The program is not just for the homeless. It only applies to people with severe mental illness – mostly psychotic disorders – and only if they have no chance of surviving safely in the community without supervision or are likely to harm themselves or others.

That means people who struggle with alcohol and opioid addictions don’t qualify unless they have mental illnesses.

Newsom’s administration estimates that about 12,000 people could benefit from the program. State House Republican Leader James Gallagher said that’s not enough.

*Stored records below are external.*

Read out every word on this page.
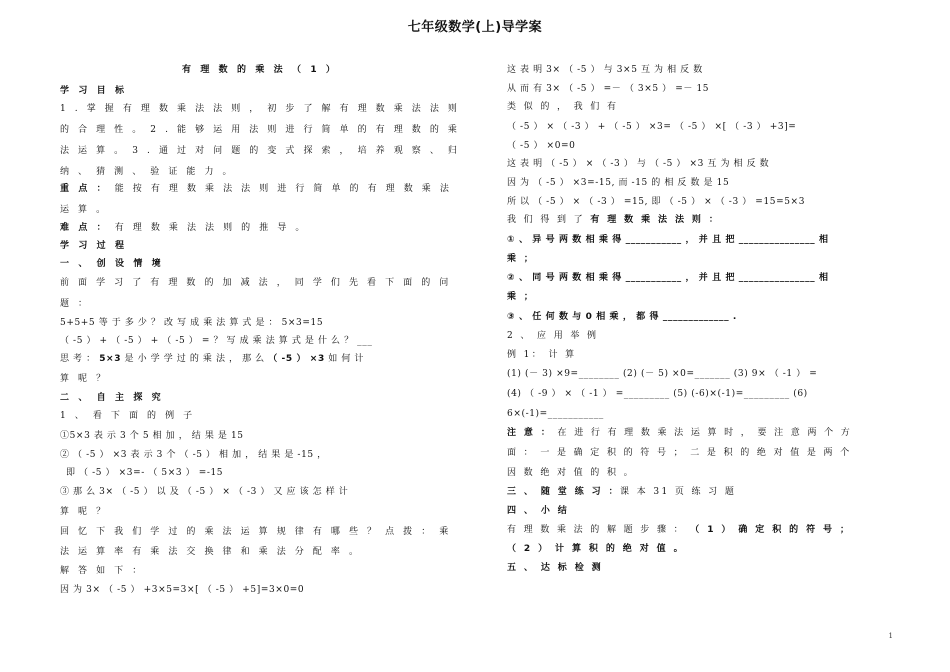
七年级数学(上)导学案
有 理 数 的 乘 法 （ 1 ）
学 习 目 标
1 . 掌 握 有 理 数 乘 法 法 则 ， 初 步 了 解 有 理 数 乘 法 法 则
的 合 理 性 。 2 . 能 够 运 用 法 则 进 行 简 单 的 有 理 数 的 乘
法 运 算 。 3 . 通 过 对 问 题 的 变 式 探 索 ， 培 养 观 察 、 归
纳 、 猜 测 、 验 证 能 力 。
重 点 ： 能 按 有 理 数 乘 法 法 则 进 行 简 单 的 有 理 数 乘 法
运 算 。
难 点 ： 有 理 数 乘 法 法 则 的 推 导 。
学 习 过 程
一 、 创 设 情 境
前 面 学 习 了 有 理 数 的 加 减 法 ， 同 学 们 先 看 下 面 的 问
题 ：
5+5+5 等 于 多 少 ？ 改 写 成 乘 法 算 式 是 ： 5×3=15
（ -5 ） + （ -5 ） + （ -5 ） = ？ 写 成 乘 法 算 式 是 什 么 ？ ___
思 考 ： 5×3 是 小 学 学 过 的 乘 法 ， 那 么 （ -5 ） ×3 如 何 计
算 呢 ？
二 、 自 主 探 究
1 、 看 下 面 的 例 子
①5×3 表 示 3 个 5 相 加 ， 结 果 是 15
② （ -5 ） ×3 表 示 3 个 （ -5 ） 相 加 ， 结 果 是 -15 ，
即 （ -5 ） ×3=- （ 5×3 ） =-15
③ 那 么 3× （ -5 ） 以 及 （ -5 ） × （ -3 ） 又 应 该 怎 样 计
算 呢 ？
回 忆 下 我 们 学 过 的 乘 法 运 算 规 律 有 哪 些 ？ 点 拨 ： 乘
法 运 算 率 有 乘 法 交 换 律 和 乘 法 分 配 率 。
解 答 如 下 ：
因 为 3× （ -5 ） +3×5=3×[ （ -5 ） +5]=3×0=0
这 表 明 3× （ -5 ） 与 3×5 互 为 相 反 数
从 而 有 3× （ -5 ） =－ （ 3×5 ） =－ 15
类 似 的 ， 我 们 有
（ -5 ） × （ -3 ） + （ -5 ） ×3= （ -5 ） ×[ （ -3 ） +3]=
（ -5 ） ×0=0
这 表 明 （ -5 ） × （ -3 ） 与 （ -5 ） ×3 互 为 相 反 数
因 为 （ -5 ） ×3=-15, 而 -15 的 相 反 数 是 15
所 以 （ -5 ） × （ -3 ） =15, 即 （ -5 ） × （ -3 ） =15=5×3
我 们 得 到 了 有 理 数 乘 法 法 则 ：
① 、 异 号 两 数 相 乘 得 ___________ ， 并 且 把 _______________ 相
乘 ；
② 、 同 号 两 数 相 乘 得 ___________ ， 并 且 把 _______________ 相
乘 ；
③ 、 任 何 数 与 0 相 乘 ， 都 得 _____________ .
2 、 应 用 举 例
例 1： 计 算
(1) (－ 3) ×9=________ (2) (－ 5) ×0=_______ (3) 9× （ -1 ） =
(4) （ -9 ） × （ -1 ） =_________ (5) (-6)×(-1)=_________ (6)
6×(-1)=___________
注 意 ： 在 进 行 有 理 数 乘 法 运 算 时 ， 要 注 意 两 个 方
面 ： 一 是 确 定 积 的 符 号 ； 二 是 积 的 绝 对 值 是 两 个
因 数 绝 对 值 的 积 。
三 、 随 堂 练 习 ：课 本 31 页 练 习 题
四 、 小 结
有 理 数 乘 法 的 解 题 步 骤 ： （ 1 ） 确 定 积 的 符 号 ；
（ 2 ） 计 算 积 的 绝 对 值 。
五 、 达 标 检 测
1
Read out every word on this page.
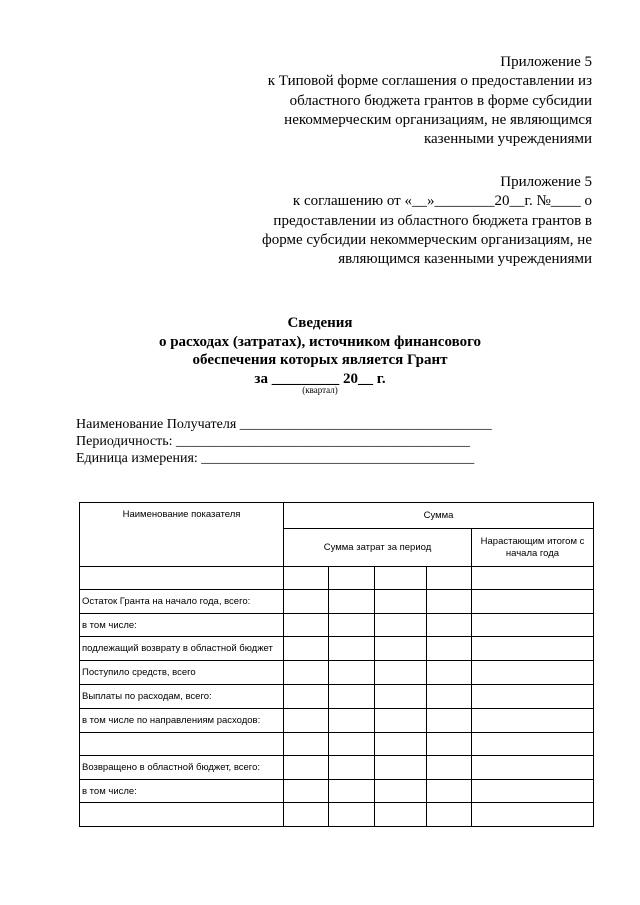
Приложение 5
к Типовой форме соглашения о предоставлении из
областного бюджета грантов в форме субсидии
некоммерческим организациям, не являющимся
казенными учреждениями
Приложение 5
к соглашению от «__»________20__г. №____ о
предоставлении из областного бюджета грантов в
форме субсидии некоммерческим организациям, не
являющимся казенными учреждениями
Сведения
о расходах (затратах), источником финансового
обеспечения которых является Грант
за _________ 20__ г.
(квартал)
Наименование Получателя ____________________________________
Периодичность: __________________________________________
Единица измерения: _______________________________________
Наименование показателя	Сумма				
	Сумма затрат за период				Нарастающим итогом с начала года

Остаток Гранта на начало года, всего:					
в том числе:					
подлежащий возврату в областной бюджет					
Поступило средств, всего					
Выплаты по расходам, всего:					
в том числе по направлениям расходов:					

Возвращено в областной бюджет, всего:					
в том числе:					
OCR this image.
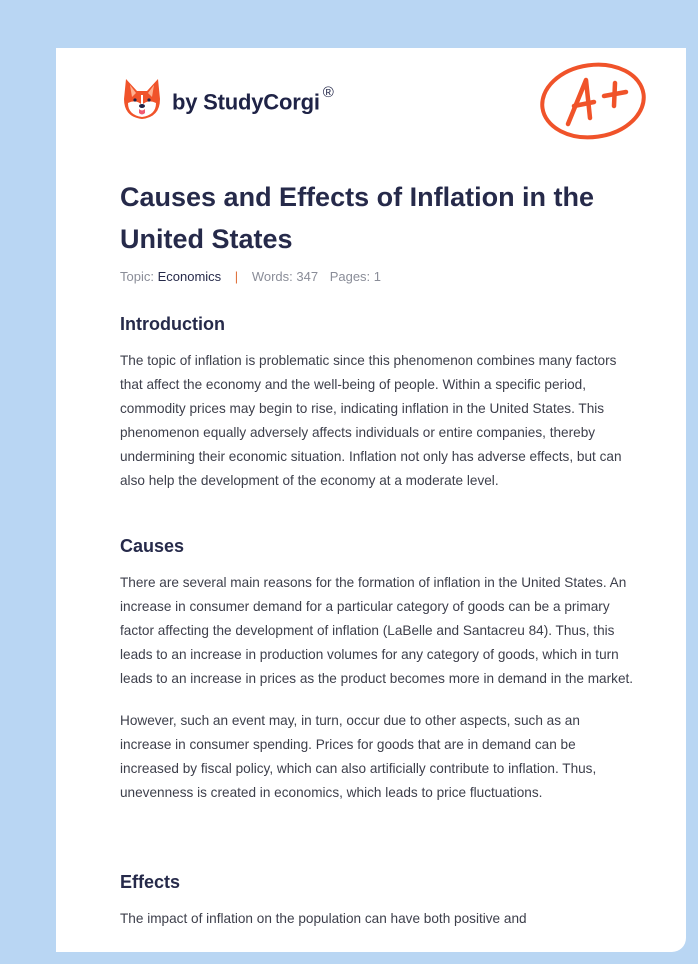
by StudyCorgi ®
Causes and Effects of Inflation in the United States
Topic: Economics | Words: 347 Pages: 1
Introduction

The topic of inflation is problematic since this phenomenon combines many factors that affect the economy and the well-being of people. Within a specific period, commodity prices may begin to rise, indicating inflation in the United States. This phenomenon equally adversely affects individuals or entire companies, thereby undermining their economic situation. Inflation not only has adverse effects, but can also help the development of the economy at a moderate level.

Causes

There are several main reasons for the formation of inflation in the United States. An increase in consumer demand for a particular category of goods can be a primary factor affecting the development of inflation (LaBelle and Santacreu 84). Thus, this leads to an increase in production volumes for any category of goods, which in turn leads to an increase in prices as the product becomes more in demand in the market.

However, such an event may, in turn, occur due to other aspects, such as an increase in consumer spending. Prices for goods that are in demand can be increased by fiscal policy, which can also artificially contribute to inflation. Thus, unevenness is created in economics, which leads to price fluctuations.

Effects

The impact of inflation on the population can have both positive and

“Even though it’s better than nothing, the (Community Assistance, Recovery and Empowerment) Court is basically a new bureaucratic half-measure,” said Gallagher, who like most of his Republican colleagues in the state Legislature voted for the law. “What we want is not a fundamental policy change. It helps some seriously mentally ill people get treatment, but it doesn’t stop the explosion of homeless encampments in our community.

The program doesn’t begin until next year, and only seven counties: Glenn, Orange, Riverside, San Diego, San Francisco, Stanislaus and Tuolumne must establish programs by Oct. 1, 2023. All other counties will have until Dec. 1. In the year 2024

Each of California’s 58 counties must establish special courts to handle these cases. Non-participating counties can be fined up to $1,000 per day.

Newsom said the biggest challenge is finding and keeping enough health care workers to treat everyone who needs it. This year’s state budget includes $296.5 million for the “Workforce for a Healthy California for All Program,” with a goal of hiring 25,000 community health workers by 2025.

The California National Coalition on Mental Illness supports the proposal, as do businesses and dozens of cities, including the mayors of Los Angeles, Sacramento, San Francisco and San Diego.

They say treatment models and antipsychotics have changed dramatically since people were institutionalized. Proponents say the individual should be able to thrive in the community given the right clinical support team and housing plan.

Newsom said he was “tired” of arguments from civil liberties groups that the program would go too far.

“Their perspective is defined by what they see on the streets and sidewalks across the state,” he said.